October 23rd, 2005 at 4:57 pm
It’s all in the eye of the beholder, I suppose. While I agree that the number is high enough to make a difference in a tight election, it still seems like low number to me. It’s like 73 percent of Latino voters are saying, “What do you take us for? Of course we’re not going to vote for one of our own if he or she is not the best-qualified for the job.” More than 4 out of every 10 Latino voters aren’t even willing to say they’ll vote for the Latino candidate if that candidate has the same qualifications as the non-Latino. “We live here,” I read into the numbers. “We’re Americans. We have specific ideas about what government should be doing to improve our lives and the lives of our children. Sometimes Latino candidates shares those ideas, sometimes they don’t.
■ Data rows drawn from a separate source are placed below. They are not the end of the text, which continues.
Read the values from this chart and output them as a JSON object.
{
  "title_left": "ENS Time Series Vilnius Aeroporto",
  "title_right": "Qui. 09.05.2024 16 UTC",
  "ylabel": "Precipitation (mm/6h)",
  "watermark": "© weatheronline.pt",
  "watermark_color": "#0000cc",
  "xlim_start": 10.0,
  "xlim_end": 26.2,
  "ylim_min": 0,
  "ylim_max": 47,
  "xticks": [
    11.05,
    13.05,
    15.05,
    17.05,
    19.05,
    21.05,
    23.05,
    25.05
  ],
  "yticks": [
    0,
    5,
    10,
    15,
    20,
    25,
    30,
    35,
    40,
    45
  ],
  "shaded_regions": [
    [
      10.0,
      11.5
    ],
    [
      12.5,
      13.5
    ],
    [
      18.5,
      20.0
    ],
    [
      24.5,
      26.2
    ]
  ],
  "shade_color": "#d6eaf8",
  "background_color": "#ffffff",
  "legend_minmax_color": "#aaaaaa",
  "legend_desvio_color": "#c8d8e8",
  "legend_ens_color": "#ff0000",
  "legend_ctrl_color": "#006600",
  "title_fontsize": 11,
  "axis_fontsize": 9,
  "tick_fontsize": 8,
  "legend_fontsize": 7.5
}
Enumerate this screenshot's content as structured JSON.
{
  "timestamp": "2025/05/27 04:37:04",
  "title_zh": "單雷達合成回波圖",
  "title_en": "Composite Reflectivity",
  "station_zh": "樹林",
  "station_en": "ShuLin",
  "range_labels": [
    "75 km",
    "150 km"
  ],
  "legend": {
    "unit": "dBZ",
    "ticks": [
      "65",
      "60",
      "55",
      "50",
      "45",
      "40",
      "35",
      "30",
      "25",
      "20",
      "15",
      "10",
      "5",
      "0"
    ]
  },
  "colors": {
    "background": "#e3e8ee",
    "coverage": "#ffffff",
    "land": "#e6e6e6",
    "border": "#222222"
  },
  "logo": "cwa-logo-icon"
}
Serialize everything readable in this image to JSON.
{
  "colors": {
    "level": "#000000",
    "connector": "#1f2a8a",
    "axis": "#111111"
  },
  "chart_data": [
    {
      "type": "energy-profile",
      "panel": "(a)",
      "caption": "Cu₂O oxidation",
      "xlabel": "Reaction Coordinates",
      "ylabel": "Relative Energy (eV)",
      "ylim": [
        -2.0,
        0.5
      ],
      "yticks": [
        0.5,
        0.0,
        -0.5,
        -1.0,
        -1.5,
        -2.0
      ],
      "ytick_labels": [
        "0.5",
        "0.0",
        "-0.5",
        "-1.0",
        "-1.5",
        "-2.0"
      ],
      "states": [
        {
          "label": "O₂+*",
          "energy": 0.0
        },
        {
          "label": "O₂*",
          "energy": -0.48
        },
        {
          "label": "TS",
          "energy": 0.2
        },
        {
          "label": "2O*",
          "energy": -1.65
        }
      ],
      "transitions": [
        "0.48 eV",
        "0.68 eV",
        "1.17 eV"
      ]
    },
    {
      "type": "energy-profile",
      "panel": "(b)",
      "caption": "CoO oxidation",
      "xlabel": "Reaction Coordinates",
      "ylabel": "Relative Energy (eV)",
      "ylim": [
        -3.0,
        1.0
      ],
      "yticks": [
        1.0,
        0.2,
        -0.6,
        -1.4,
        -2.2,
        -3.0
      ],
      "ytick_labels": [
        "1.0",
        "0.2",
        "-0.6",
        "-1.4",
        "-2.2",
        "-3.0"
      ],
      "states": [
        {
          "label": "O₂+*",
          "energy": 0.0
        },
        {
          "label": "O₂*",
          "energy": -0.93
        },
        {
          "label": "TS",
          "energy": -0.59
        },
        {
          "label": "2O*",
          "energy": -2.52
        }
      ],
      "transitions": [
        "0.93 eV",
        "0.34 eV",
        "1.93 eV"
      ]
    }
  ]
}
But if they don’t, I’m not voting for them.”
Another interesting finding from the Pew/KFF poll is that Latino non-citizens didn’t think their voting brethren would be so fair-minded. Almost two-thirds of non-citizens (64 percent) said that they thought that Latino voters would pick a Latino candidate over a better-qualified non-Latino.
By the time Latinos have become voters - the shamefully small 18 percent who actually do - they are politically mature and ready to vote their interests as they define them. Sometimes their interests are defined along the lines of country of origin (much more so than ethnicity), sometimes along religious lines (for example Protestant and Catholic Mexican-Americans), sometimes over generational lines (recent immigrants vs. 6th generation Mexican-American families in New Mexico), sometimes socioeconomic status. As a result, I don’t think that a candidate for political office can count on too many votes by simply saying, “I’m Latino, vote for me.”
Still, the Greenberg poll from last June showed that 52 percent of Latino voters believe that Democrats share their values, compared to only 34 percent who say the same about Republicans. Meanwhile, 45 percent of the growth of American population expected between 2000 and 2020 is Latino, meaning we’re going to have more and more Latino voters in the years to come, especially if eligible Latinos start registering at a rate approaching the rate of whites, blacks and Asians. Latinos may never become a bloc and there will never be a one-size-fits all way of reaching them, but the future of the Democratic Party depends on our being smart about Latino outreach and about giving Latinos equal opportunity to achieve the American dream.